To achieve this, clinical leaders want to speed up patient recruitment, be able to treat more patients in a shorter amount of time and move faster from one clinical trial phase to another. Many companies want to start planning the next clinical trials without the results of the prior trial as we did for Covid research – planning multiple activities in parallel to reduce timelines.
This can be incredibly complex to manage in terms of manufacturing because it often needs to take place long in advance.
If you want to speed up those timelines you need extra agility and flexibility in the manufacturing process. That’s difficult because there are a lot of production planning activities that are time-consuming and potential bottlenecks.
That’s really where you need to have a robust strategy and the right technology allowing your organization to proactively invest in the right dimensions – for example, have an efficient scale-up strategy in place, invest in process improvement, extra stability milestones, have the right strategic buffers in place without increasing your inventories too much. With such a proactive, data-driven approach, your supply chain will be an enabler for timeline reduction, offering flexibility to even more ambitious clinical plans.
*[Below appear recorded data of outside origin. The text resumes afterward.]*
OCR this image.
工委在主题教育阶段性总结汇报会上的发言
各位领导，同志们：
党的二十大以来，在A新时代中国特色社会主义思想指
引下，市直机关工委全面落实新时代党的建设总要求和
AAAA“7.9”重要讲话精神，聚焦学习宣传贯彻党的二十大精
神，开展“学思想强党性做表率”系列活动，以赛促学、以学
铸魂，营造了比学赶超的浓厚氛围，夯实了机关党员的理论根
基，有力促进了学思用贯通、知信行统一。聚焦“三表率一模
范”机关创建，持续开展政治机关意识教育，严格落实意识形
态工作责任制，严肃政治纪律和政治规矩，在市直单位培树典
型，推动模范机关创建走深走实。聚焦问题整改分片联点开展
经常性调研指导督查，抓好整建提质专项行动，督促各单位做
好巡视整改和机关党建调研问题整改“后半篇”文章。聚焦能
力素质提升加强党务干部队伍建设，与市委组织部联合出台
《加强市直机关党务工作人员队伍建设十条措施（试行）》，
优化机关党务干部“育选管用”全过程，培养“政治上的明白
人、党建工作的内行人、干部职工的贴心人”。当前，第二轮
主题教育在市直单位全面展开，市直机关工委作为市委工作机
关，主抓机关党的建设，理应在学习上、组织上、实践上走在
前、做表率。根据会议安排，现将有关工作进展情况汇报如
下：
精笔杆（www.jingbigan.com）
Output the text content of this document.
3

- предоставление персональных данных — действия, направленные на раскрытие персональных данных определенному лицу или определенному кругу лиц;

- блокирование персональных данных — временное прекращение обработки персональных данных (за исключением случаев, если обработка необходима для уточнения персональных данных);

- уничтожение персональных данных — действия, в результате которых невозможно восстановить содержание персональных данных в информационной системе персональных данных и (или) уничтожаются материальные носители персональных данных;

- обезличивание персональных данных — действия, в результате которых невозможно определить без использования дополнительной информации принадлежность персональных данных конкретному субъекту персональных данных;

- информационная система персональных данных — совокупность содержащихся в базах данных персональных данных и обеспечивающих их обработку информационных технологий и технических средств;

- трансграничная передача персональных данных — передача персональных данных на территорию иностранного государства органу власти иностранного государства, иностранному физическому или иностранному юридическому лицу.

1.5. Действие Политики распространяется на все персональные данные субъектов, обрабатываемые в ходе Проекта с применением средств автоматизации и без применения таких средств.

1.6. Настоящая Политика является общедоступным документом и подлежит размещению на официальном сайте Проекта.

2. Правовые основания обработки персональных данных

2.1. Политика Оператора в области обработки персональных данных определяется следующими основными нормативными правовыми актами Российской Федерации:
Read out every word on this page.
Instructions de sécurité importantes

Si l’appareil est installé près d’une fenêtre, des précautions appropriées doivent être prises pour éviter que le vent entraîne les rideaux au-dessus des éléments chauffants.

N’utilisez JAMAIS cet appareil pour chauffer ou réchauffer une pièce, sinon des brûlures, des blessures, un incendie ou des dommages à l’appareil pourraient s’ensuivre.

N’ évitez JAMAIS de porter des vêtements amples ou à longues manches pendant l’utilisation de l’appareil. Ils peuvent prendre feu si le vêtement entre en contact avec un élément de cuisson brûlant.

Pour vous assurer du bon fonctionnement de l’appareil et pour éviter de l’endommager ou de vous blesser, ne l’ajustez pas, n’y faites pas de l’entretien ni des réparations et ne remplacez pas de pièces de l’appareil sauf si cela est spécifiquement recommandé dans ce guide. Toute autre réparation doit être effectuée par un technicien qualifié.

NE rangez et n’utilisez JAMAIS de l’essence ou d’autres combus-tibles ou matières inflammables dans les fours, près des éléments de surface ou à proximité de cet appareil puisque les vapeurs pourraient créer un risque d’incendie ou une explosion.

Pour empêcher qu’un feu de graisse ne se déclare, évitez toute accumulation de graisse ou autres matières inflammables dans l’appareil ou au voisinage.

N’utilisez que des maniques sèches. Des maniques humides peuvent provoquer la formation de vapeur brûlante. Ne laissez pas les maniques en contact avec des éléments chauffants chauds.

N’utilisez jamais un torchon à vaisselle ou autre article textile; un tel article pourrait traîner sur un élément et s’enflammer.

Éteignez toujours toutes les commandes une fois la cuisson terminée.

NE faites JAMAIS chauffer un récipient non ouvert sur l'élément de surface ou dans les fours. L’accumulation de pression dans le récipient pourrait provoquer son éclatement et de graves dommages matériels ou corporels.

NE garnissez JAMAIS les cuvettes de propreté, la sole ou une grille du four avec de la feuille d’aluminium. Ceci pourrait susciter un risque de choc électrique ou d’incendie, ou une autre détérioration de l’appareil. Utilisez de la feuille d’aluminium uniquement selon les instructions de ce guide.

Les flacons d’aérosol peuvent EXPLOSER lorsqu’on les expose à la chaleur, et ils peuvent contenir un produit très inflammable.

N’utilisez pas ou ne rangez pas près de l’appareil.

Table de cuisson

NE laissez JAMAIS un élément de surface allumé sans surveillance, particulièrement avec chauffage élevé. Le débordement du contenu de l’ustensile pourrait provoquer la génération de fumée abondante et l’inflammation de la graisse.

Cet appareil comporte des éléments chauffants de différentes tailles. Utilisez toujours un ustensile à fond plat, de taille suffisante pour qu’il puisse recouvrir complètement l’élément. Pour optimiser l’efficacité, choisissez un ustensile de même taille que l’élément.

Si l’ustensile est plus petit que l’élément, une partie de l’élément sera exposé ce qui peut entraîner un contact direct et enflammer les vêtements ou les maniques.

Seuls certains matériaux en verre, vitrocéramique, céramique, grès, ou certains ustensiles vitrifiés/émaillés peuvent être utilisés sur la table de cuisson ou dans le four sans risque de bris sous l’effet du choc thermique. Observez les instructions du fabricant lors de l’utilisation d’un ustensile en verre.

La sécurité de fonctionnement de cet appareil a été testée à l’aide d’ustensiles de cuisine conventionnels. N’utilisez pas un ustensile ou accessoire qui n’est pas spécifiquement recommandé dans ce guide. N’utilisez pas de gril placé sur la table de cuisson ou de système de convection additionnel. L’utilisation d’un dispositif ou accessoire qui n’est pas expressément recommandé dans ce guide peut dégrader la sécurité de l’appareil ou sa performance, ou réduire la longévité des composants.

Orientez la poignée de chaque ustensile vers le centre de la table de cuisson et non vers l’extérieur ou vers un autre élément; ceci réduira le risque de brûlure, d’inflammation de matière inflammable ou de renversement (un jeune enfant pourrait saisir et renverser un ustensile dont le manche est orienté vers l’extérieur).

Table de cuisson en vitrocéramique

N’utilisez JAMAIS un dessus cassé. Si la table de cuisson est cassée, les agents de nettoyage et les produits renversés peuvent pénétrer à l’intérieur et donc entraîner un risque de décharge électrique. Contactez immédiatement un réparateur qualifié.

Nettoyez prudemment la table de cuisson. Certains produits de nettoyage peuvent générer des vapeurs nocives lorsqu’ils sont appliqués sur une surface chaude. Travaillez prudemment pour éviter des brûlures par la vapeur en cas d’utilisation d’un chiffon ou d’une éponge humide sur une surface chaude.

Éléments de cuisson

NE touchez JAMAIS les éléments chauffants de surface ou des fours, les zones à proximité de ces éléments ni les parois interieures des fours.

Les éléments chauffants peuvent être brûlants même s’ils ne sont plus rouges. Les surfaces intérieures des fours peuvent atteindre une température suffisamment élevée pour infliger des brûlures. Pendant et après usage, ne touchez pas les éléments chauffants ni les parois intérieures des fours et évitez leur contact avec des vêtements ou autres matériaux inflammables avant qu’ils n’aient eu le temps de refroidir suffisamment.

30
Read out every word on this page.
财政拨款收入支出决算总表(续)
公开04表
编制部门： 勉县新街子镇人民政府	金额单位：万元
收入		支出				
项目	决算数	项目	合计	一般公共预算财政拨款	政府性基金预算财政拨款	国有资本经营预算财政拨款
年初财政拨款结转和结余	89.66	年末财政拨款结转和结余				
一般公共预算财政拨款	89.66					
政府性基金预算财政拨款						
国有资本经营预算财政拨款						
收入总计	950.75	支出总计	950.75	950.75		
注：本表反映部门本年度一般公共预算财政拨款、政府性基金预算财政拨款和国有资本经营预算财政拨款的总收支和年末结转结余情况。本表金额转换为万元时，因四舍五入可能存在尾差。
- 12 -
Connecting the dots between all the departments, preventing bottlenecks, allowing [staff] to discuss trade-offs to be made between investments and timelines, that’s really where the Production App is empowering all of those clinical project leaders.
KP: The app was recently trialled by a large (unnamed) pharma company. How did the app help decrease manufacturing costs by €10.5m?
SC: In this case, we were working with a Top 10 pharma company, partnering with their CMC team. On top of standard production planning optimisation, we were trying to understand where there may be aspects that were reducing efficiency and increasing waste. One dimension that we identified was the lot size. This biopharma company used to always manufacture the drug substance within the same kind of lot sizing, systematically producing five litres of drug substance at a time.
We challenged this and advised that they input a range in our Production App between 4 to 5.5 litres. This allows for changes and variation from lot to lot as you often don’t need to supply the same amount over time.
That’s the magic of optimisation. We reduced waste by more than 5% by making sure that manufacturing quantities may be a bit more aligned with the clinical project’s needs along each step.
Another example was about managing the stability plan of their drug candidate to extend its shelf-life. This pharma company’s standard was to assess the extension of shelf life by six months each time. Again we challenged this to advise they reduced the extension by three months at a time instead, to get some extra milestones in between. There was an extra cost as more assessments would be needed and more drug substance would need to be used for that purpose but there would be a benefit as they would be able to supply clinical trials with better shelf life. By challenging this company’s standard we were able to reduce waste again by an additional 5%, which was huge. Sometimes, you need to invest more upstream to benefit downstream.